Previously, I have mentioned that as children, my cousins and I used to love walking behind my granddad’s tractor in the early spring as he plowed with his sub-soiler. We were hoping his plow would bring some treasure to the surface and it often did. The treasures we were hoping for were arrowheads. The sub-soiler was a plow that reached far down into the earth to bring fresh dirt to the surface. It always amazed me how this same field that had been plowed for decades could always bring forth new treasure. We just had to dig a little more deeply.
Sometimes, I wonder how much treasure you and I miss by not plowing deeply enough, those precious moments and events that God sends our way. How many hours have I wasted with my head in the future instead of focusing upon the precious present? Gratitude is one thing that can keep our heads in the present, slow time down and allow for deeper plowing.
Last week, I was on my way to an appointment in Statesville and as usual I was running late. Traffic was jammed up in the Cornelius area going north so all my hurrying amounting to no time made up. I finally arrived at my meeting a wee bit frantic and somewhat windblown.
The trip home was different. I was not in a hurry. I was not thinking of issues that were required of me at a meeting. My mind was much more relaxed. I began to notice the beautiful colors of the leaves in the Troutman area off I-77. I saw the bright yellows, the deep reds and all the colors in-between. I felt incredible gratitude for God in creation.

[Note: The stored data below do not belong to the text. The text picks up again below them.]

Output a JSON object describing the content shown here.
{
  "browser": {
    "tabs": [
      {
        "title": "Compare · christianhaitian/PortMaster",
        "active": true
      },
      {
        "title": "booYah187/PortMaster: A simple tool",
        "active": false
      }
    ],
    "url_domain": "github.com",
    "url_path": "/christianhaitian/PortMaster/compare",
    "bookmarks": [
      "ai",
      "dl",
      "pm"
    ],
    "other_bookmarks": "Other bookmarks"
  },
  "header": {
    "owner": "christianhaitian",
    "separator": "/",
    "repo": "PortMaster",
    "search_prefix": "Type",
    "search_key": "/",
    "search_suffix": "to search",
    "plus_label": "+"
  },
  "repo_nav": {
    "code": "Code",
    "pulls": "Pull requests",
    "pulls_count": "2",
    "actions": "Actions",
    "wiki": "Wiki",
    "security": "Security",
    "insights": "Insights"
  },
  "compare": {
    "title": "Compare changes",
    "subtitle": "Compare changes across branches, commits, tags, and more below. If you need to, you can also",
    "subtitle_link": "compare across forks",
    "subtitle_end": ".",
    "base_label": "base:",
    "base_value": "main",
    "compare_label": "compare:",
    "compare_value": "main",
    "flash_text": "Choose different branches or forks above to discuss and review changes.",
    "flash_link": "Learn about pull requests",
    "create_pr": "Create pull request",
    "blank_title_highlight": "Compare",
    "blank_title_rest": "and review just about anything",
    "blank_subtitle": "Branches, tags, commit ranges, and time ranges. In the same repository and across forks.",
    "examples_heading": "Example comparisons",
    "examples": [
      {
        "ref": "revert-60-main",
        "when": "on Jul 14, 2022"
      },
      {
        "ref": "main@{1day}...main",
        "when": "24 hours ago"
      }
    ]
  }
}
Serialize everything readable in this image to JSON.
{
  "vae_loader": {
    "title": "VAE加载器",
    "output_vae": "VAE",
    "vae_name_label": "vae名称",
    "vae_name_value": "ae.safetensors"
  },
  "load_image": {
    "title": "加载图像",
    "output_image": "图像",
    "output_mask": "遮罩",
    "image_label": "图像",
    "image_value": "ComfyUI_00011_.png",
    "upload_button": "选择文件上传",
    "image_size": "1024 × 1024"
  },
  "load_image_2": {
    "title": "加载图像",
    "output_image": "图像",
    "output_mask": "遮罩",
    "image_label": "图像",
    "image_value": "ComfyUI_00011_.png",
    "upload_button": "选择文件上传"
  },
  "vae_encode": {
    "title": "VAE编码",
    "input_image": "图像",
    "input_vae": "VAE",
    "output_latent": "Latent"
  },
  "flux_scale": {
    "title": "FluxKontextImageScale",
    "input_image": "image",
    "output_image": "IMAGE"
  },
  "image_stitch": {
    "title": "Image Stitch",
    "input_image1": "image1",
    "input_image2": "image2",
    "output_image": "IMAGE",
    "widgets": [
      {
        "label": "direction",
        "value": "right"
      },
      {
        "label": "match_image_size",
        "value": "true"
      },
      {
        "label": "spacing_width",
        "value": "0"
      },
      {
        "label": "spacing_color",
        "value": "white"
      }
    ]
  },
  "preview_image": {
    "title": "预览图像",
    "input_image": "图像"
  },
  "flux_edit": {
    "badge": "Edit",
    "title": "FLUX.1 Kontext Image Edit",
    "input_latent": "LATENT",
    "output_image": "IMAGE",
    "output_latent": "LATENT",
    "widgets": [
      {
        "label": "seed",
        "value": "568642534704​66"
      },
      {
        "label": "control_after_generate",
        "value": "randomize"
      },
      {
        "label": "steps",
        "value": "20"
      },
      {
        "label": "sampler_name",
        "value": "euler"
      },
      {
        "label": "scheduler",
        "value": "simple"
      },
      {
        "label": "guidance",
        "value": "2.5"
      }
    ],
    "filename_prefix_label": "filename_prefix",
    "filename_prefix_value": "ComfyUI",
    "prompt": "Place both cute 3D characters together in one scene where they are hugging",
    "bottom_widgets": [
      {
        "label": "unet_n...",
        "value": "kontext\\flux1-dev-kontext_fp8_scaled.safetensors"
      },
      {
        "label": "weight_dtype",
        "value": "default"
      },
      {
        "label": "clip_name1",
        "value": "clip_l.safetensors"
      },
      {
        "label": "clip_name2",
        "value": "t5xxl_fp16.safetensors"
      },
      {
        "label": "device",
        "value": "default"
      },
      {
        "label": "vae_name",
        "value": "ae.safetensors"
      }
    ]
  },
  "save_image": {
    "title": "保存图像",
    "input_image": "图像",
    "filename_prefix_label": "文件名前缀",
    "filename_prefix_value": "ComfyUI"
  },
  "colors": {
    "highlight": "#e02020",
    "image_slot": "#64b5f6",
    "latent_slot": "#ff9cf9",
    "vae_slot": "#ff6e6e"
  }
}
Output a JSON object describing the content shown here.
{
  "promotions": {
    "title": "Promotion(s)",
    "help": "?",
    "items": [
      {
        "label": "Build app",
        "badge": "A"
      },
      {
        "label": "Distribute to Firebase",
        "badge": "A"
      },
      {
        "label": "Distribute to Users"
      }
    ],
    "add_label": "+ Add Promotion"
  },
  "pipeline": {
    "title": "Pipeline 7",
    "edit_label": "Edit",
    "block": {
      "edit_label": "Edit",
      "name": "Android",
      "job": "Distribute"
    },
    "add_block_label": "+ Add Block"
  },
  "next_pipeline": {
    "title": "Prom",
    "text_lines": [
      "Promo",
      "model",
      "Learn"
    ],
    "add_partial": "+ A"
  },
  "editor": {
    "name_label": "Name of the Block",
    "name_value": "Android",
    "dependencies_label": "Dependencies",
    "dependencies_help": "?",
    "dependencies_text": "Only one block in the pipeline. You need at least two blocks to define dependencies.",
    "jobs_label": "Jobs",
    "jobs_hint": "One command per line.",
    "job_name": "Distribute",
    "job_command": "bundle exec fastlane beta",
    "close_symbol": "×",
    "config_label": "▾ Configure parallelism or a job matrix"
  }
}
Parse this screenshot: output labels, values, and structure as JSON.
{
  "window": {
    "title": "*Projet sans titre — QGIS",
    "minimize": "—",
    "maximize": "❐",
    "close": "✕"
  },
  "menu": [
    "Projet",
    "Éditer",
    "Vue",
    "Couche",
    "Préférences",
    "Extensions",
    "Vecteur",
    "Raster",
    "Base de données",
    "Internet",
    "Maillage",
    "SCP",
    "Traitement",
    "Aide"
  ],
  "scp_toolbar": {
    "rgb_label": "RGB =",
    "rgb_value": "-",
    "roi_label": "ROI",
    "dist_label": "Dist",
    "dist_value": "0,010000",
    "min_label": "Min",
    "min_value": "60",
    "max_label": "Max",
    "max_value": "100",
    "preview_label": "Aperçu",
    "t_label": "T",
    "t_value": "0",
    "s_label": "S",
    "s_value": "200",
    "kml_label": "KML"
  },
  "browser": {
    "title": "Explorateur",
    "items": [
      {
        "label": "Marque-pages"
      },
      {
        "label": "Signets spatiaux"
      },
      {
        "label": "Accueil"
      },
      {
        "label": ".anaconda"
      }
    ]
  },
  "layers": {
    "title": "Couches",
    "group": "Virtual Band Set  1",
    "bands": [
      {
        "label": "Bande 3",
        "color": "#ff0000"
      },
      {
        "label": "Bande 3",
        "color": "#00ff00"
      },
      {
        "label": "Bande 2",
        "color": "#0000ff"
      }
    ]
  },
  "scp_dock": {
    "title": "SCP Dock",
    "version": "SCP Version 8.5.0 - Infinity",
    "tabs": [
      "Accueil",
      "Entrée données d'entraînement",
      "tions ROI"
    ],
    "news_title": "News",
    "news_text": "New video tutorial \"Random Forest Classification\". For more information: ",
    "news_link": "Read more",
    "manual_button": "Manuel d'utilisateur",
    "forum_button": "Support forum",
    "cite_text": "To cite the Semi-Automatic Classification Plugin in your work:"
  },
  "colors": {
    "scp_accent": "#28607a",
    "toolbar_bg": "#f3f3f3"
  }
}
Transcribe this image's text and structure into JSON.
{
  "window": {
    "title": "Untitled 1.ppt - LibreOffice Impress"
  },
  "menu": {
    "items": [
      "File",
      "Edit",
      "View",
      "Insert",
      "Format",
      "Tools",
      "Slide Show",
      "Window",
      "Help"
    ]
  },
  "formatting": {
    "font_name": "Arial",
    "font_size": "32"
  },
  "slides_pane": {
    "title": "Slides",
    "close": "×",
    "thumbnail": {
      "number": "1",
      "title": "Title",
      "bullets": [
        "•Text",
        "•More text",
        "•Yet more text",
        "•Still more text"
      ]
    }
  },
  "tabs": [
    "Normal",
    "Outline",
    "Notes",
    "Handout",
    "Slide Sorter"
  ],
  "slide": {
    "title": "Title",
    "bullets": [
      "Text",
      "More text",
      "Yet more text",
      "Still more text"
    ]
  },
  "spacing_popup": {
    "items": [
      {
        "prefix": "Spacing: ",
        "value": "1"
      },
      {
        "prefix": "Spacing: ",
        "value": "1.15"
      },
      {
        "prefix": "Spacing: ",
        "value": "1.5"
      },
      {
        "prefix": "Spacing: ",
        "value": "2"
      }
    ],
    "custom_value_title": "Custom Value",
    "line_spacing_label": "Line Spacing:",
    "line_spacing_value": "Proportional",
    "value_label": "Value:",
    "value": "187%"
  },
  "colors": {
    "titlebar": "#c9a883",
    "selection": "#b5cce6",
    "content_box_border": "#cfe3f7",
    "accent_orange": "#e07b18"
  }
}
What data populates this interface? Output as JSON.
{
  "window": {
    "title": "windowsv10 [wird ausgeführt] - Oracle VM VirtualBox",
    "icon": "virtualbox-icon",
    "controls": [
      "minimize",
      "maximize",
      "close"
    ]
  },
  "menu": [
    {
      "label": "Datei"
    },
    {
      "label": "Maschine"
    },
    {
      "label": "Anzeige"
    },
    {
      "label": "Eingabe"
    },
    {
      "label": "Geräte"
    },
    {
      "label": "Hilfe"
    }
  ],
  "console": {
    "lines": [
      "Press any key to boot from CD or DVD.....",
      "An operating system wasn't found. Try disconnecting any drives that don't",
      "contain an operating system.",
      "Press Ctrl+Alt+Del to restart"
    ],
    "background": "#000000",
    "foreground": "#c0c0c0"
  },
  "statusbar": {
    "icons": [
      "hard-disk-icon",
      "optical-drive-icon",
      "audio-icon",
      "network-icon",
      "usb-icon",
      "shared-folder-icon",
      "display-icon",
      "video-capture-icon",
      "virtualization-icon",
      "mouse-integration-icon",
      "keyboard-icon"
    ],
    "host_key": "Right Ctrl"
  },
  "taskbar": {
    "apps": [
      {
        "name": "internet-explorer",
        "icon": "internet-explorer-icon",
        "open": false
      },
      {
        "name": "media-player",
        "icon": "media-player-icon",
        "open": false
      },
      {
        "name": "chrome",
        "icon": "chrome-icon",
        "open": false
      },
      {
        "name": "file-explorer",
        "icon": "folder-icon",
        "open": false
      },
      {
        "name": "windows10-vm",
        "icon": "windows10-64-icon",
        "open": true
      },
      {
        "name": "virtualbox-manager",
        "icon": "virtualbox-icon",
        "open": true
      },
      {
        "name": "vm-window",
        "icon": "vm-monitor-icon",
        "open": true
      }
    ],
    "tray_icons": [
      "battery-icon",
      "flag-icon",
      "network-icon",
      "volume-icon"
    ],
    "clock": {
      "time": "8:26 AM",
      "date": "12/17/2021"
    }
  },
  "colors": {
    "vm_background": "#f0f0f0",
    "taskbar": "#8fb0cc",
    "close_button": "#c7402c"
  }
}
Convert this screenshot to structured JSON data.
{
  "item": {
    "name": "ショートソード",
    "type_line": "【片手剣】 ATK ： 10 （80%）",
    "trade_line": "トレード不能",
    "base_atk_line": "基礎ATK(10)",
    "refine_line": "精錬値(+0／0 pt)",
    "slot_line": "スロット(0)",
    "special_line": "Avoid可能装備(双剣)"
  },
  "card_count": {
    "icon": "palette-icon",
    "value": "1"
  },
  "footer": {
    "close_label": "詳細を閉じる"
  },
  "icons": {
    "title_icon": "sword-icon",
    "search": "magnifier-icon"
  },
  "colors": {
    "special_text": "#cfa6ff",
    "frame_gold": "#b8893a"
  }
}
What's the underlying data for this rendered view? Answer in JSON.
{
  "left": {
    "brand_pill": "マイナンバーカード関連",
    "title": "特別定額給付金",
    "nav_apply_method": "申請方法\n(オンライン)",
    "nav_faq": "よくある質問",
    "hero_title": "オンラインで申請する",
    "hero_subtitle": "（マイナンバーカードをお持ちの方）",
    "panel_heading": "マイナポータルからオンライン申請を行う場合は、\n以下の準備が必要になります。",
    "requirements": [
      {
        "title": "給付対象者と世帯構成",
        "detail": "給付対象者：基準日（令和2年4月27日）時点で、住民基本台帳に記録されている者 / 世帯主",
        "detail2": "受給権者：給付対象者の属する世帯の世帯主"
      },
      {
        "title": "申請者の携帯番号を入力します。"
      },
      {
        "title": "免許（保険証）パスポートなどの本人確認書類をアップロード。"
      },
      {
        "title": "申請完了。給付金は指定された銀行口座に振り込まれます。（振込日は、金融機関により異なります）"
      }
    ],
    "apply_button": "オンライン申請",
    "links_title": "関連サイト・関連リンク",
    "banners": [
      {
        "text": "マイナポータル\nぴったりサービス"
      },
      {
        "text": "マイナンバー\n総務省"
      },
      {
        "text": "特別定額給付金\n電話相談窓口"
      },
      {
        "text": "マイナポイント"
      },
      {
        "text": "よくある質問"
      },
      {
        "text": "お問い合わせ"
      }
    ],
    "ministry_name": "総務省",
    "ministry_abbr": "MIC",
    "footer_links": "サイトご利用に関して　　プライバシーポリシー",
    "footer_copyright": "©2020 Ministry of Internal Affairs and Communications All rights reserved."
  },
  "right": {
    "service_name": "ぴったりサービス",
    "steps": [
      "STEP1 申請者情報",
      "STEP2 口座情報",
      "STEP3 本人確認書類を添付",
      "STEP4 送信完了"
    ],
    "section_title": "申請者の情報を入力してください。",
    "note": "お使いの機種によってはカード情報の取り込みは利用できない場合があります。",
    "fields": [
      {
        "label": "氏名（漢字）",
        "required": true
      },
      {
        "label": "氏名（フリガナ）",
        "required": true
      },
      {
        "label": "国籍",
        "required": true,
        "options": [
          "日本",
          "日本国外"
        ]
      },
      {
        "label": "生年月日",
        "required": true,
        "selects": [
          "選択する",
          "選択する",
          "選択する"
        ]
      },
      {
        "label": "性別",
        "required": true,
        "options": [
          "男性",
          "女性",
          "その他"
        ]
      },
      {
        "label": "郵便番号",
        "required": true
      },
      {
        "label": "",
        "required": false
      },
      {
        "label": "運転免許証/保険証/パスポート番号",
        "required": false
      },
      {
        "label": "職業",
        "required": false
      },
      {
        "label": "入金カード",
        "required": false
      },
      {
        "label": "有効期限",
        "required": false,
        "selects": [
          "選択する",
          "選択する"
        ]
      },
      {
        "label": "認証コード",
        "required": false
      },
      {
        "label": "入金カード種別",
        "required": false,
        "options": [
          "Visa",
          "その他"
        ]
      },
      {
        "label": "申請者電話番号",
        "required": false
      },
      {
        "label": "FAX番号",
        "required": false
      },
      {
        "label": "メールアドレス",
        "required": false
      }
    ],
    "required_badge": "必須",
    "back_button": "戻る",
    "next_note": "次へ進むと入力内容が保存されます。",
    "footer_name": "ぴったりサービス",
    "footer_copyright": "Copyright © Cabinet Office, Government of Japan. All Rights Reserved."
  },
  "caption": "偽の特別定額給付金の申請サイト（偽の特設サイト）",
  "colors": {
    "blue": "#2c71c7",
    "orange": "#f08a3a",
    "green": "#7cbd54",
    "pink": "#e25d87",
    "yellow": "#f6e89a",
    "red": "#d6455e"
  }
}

For a while, I was drifting in pure joy.
This was the same stretch of road that I had driven only a few hours earlier. But this time, I plowed more deeply. For me, time stood still. The real difference was that on the return trip, my attitude had changed from harried to appreciation.
It’s baffling really, just how much of life is lived superficially. Much of the time, we just scratch the surface like chickens looking for worms. What would happen if we decided to plow more deeply? Would this open the door to gratitude and allow us to savor moments that we previously may have wasted?
Working with people in recovery has taught me that each moment in life brings to us incredible wealth. We just need to mine a little deeper. We just need to focus more on the present. AND, resentment, bitterness and holding a grudge prevents us from seeing, tasting and delighting in the banquet God has created for us.